After WWII in the face of what Winston Churchill called an Iron Curtain coming down between the West and the Soviets the nation came up with a plan for future action in our foreign policy. Some called a containment plan. It was devised with the United States interests at heart. It was followed through most administrations up until the fall of the Soviet Union.

Since then under the two Bushes, Clinton and Obama we have floundered about unsure of what we want or where we want to go. Everything seems to be made up at the moment in response to something suddenly happening or is being driven by interests of countries other than our own. We have some brilliant people who work in our state department and in private institutions who are skilled in foreign policy. It is time for us to come up with a future plan for America that will place the lives and wealth of America first which can be supported by all our political parties and leaders.
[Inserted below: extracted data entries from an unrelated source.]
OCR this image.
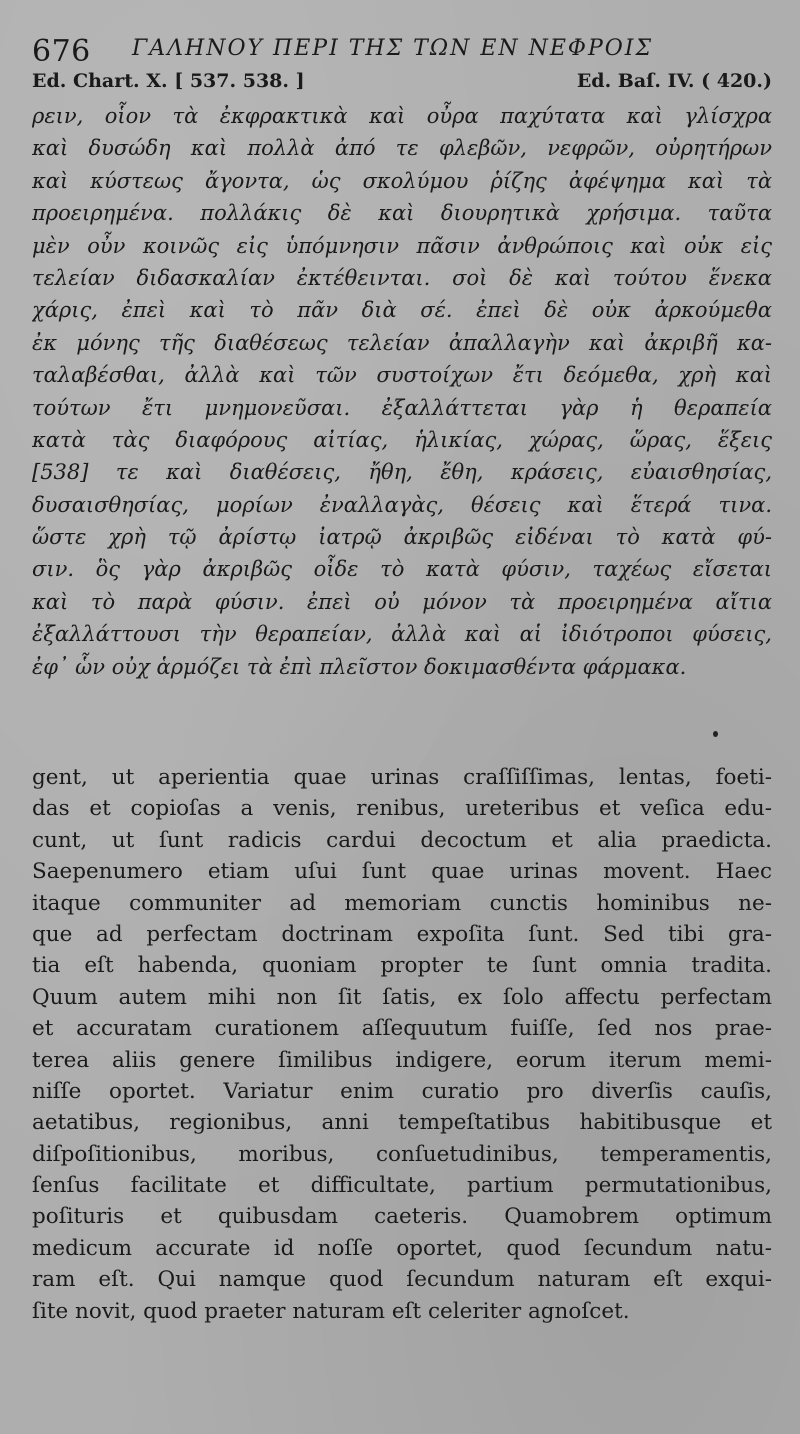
676 ΓΑΛΗΝΟΥ ΠΕΡΙ ΤΗΣ ΤΩΝ ΕΝ ΝΕΦΡΟΙΣ
Ed. Chart. X. [ 537. 538. ]	Ed. Baſ. IV. ( 420.)
ρειν, οἷον τὰ ἐκφρακτικὰ καὶ οὖρα παχύτατα καὶ γλίσχρα
καὶ δυσώδη καὶ πολλὰ ἀπό τε φλεβῶν, νεφρῶν, οὐρητήρων
καὶ κύστεως ἄγοντα, ὡς σκολύμου ῥίζης ἀφέψημα καὶ τὰ
προειρημένα. πολλάκις δὲ καὶ διουρητικὰ χρήσιμα. ταῦτα
μὲν οὖν κοινῶς εἰς ὑπόμνησιν πᾶσιν ἀνθρώποις καὶ οὐκ εἰς
τελείαν διδασκαλίαν ἐκτέθεινται. σοὶ δὲ καὶ τούτου ἕνεκα
χάρις, ἐπεὶ καὶ τὸ πᾶν διὰ σέ. ἐπεὶ δὲ οὐκ ἀρκούμεθα
ἐκ μόνης τῆς διαθέσεως τελείαν ἀπαλλαγὴν καὶ ἀκριβῆ κα-
ταλαβέσθαι, ἀλλὰ καὶ τῶν συστοίχων ἔτι δεόμεθα, χρὴ καὶ
τούτων ἔτι μνημονεῦσαι. ἐξαλλάττεται γὰρ ἡ θεραπεία
κατὰ τὰς διαφόρους αἰτίας, ἡλικίας, χώρας, ὥρας, ἕξεις
[538] τε καὶ διαθέσεις, ἤθη, ἔθη, κράσεις, εὐαισθησίας,
δυσαισθησίας, μορίων ἐναλλαγὰς, θέσεις καὶ ἕτερά τινα.
ὥστε χρὴ τῷ ἀρίστῳ ἰατρῷ ἀκριβῶς εἰδέναι τὸ κατὰ φύ-
σιν. ὃς γὰρ ἀκριβῶς οἶδε τὸ κατὰ φύσιν, ταχέως εἴσεται
καὶ τὸ παρὰ φύσιν. ἐπεὶ οὐ μόνον τὰ προειρημένα αἴτια
ἐξαλλάττουσι τὴν θεραπείαν, ἀλλὰ καὶ αἱ ἰδιότροποι φύσεις,
ἐφ᾽ ὧν οὐχ ἁρμόζει τὰ ἐπὶ πλεῖστον δοκιμασθέντα φάρμακα.
gent, ut aperientia quae urinas craſſiſſimas, lentas, foeti-
das et copioſas a venis, renibus, ureteribus et veſica edu-
cunt, ut ſunt radicis cardui decoctum et alia praedicta.
Saepenumero etiam uſui ſunt quae urinas movent. Haec
itaque communiter ad memoriam cunctis hominibus ne-
que ad perfectam doctrinam expoſita ſunt. Sed tibi gra-
tia eſt habenda, quoniam propter te ſunt omnia tradita.
Quum autem mihi non ſit ſatis, ex ſolo affectu perfectam
et accuratam curationem aſſequutum fuiſſe, ſed nos prae-
terea aliis genere ſimilibus indigere, eorum iterum memi-
niſſe oportet. Variatur enim curatio pro diverſis cauſis,
aetatibus, regionibus, anni tempeſtatibus habitibusque et
diſpoſitionibus, moribus, conſuetudinibus, temperamentis,
ſenſus facilitate et difficultate, partium permutationibus,
poſituris et quibusdam caeteris. Quamobrem optimum
medicum accurate id noſſe oportet, quod ſecundum natu-
ram eſt. Qui namque quod ſecundum naturam eſt exqui-
ſite novit, quod praeter naturam eſt celeriter agnoſcet.
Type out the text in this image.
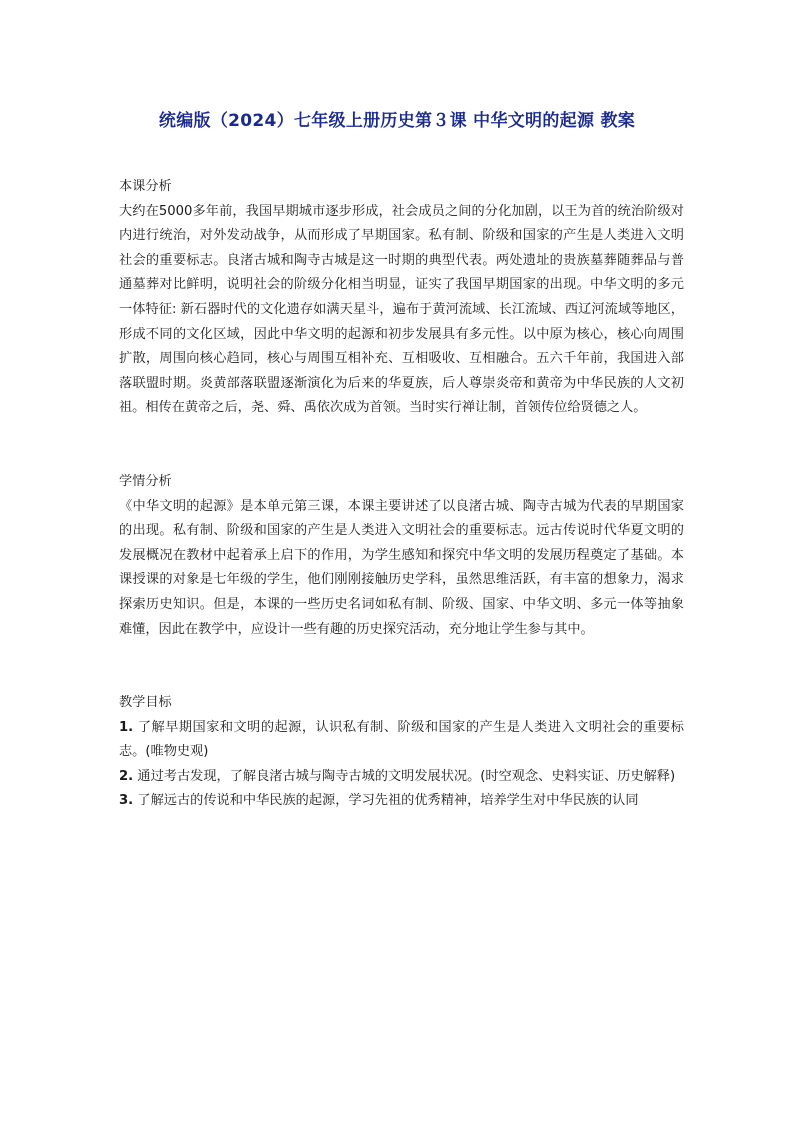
统编版（2024）七年级上册历史第３课 中华文明的起源 教案

本课分析

大约在5000多年前，我国早期城市逐步形成，社会成员之间的分化加剧，以王为首的统治阶级对内进行统治，对外发动战争，从而形成了早期国家。私有制、阶级和国家的产生是人类进入文明社会的重要标志。良渚古城和陶寺古城是这一时期的典型代表。两处遗址的贵族墓葬随葬品与普通墓葬对比鲜明，说明社会的阶级分化相当明显，证实了我国早期国家的出现。中华文明的多元一体特征: 新石器时代的文化遗存如满天星斗，遍布于黄河流域、长江流域、西辽河流域等地区，形成不同的文化区域，因此中华文明的起源和初步发展具有多元性。以中原为核心，核心向周围扩散，周围向核心趋同，核心与周围互相补充、互相吸收、互相融合。五六千年前，我国进入部落联盟时期。炎黄部落联盟逐渐演化为后来的华夏族，后人尊崇炎帝和黄帝为中华民族的人文初祖。相传在黄帝之后，尧、舜、禹依次成为首领。当时实行禅让制，首领传位给贤德之人。

学情分析

《中华文明的起源》是本单元第三课，本课主要讲述了以良渚古城、陶寺古城为代表的早期国家的出现。私有制、阶级和国家的产生是人类进入文明社会的重要标志。远古传说时代华夏文明的发展概况在教材中起着承上启下的作用，为学生感知和探究中华文明的发展历程奠定了基础。本课授课的对象是七年级的学生，他们刚刚接触历史学科，虽然思维活跃，有丰富的想象力，渴求探索历史知识。但是，本课的一些历史名词如私有制、阶级、国家、中华文明、多元一体等抽象难懂，因此在教学中，应设计一些有趣的历史探究活动，充分地让学生参与其中。

教学目标

1. 了解早期国家和文明的起源，认识私有制、阶级和国家的产生是人类进入文明社会的重要标志。(唯物史观)

2. 通过考古发现，了解良渚古城与陶寺古城的文明发展状况。(时空观念、史料实证、历史解释)

3. 了解远古的传说和中华民族的起源，学习先祖的优秀精神，培养学生对中华民族的认同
No longer should we be whipped sawed by other nations. No longer should the desires of other nations be considered before our own. Congress should stop seeking to have American kids killed doing the dirty work for other countries.

Obama’s goal over the next year should be to come up with such a plan before it is too late.



  1. Susan George’s book is entitled “A Fate Worse than Debt,” not “Debt Before Dishonor,” which was written by some one else, maybe, Delasandro (sp?). Hayak of the Austrian School emphasized “moral risk” in economics. He believed the world’s economic system would be just fine, if countries paid their bills. Hayak thought it only fair that if a country defaulted, its international creditors could then take over the transportation network, water supply, agricultural resources of that country to satisfy its debts.

    • Khalid:

      I’m not much for economics although I wish I understood them better. Things like the money supply mystify me. I can’t figure how the FED keeps interest rates at zero. I wonder if it has such power why was it we had the misery index during the Carter years. Hayek I tried but couldn’t stick to it. The idea the international creditors could take over a country’s transportation and other critical resources and appropriate them to their own use seems to be something fascist-like. We’d have lots of little Mussolinis strutting on the world stage. I guess Hayek wasn’t fond of democracies.

  2. Is 17 trillion in debt the indication of a perilous economic situation?
    Stuart Corbridge (Wharton) wrote “Debt and Development” twenty-five years ago. He states that debt flow drives the international economy. According to Corbridge, wealth generated in the USA must be lent overseas in order to maintain economic stability at home. If the wealth stayed in the USA it would compete against itself, driving the cost of domestic investments up, and, forming an economic bubble that has to eventually burst. For example, the real-estate market was hyper-inflated by the banks, who attempted to invest their capital at home, rather than overseas. Corbridge believes that nations holding trillions in dollar debt can only spend those dollars in the US economy.
    Foreign aid is another way the US Government circulates debt. Recipients of US foreign aid must spend the borrowed funds on US products, and, services. Corbridge inverts the normal conception of international economics; debt, not, profit, becomes the engine of the world economy. Keeping dollars at home leads to disaster. That is why one can borrow to establish a business overseas much easier than one can borrow to invest in the domestic economy.

    • Khalid:

      Following your argument logically we should be 34 trillion in debt then everything would be humming.

      • Exactly!

        This will require another trip to the barn. If you are an acolyte of Hayak’s Austrian School, we’ll have a lively discussion. I tend to the Susan George (“Debt Before Dishonor”) “system un-fixable” side of the argument. Corbridge’s book isn’t available for an e-read, I checked. I’m hoping to discover a physical copy out in the barn. Ms.George’s book might be on the Internet.
        Last time I went out to the barn, I found a real treasure, “The Enigma of Capital: a Marxist Viewpoint” by V. Shemyatenkov, (Moscow:Progress Publishers, 1981). Perhaps, I’ll be lucky again.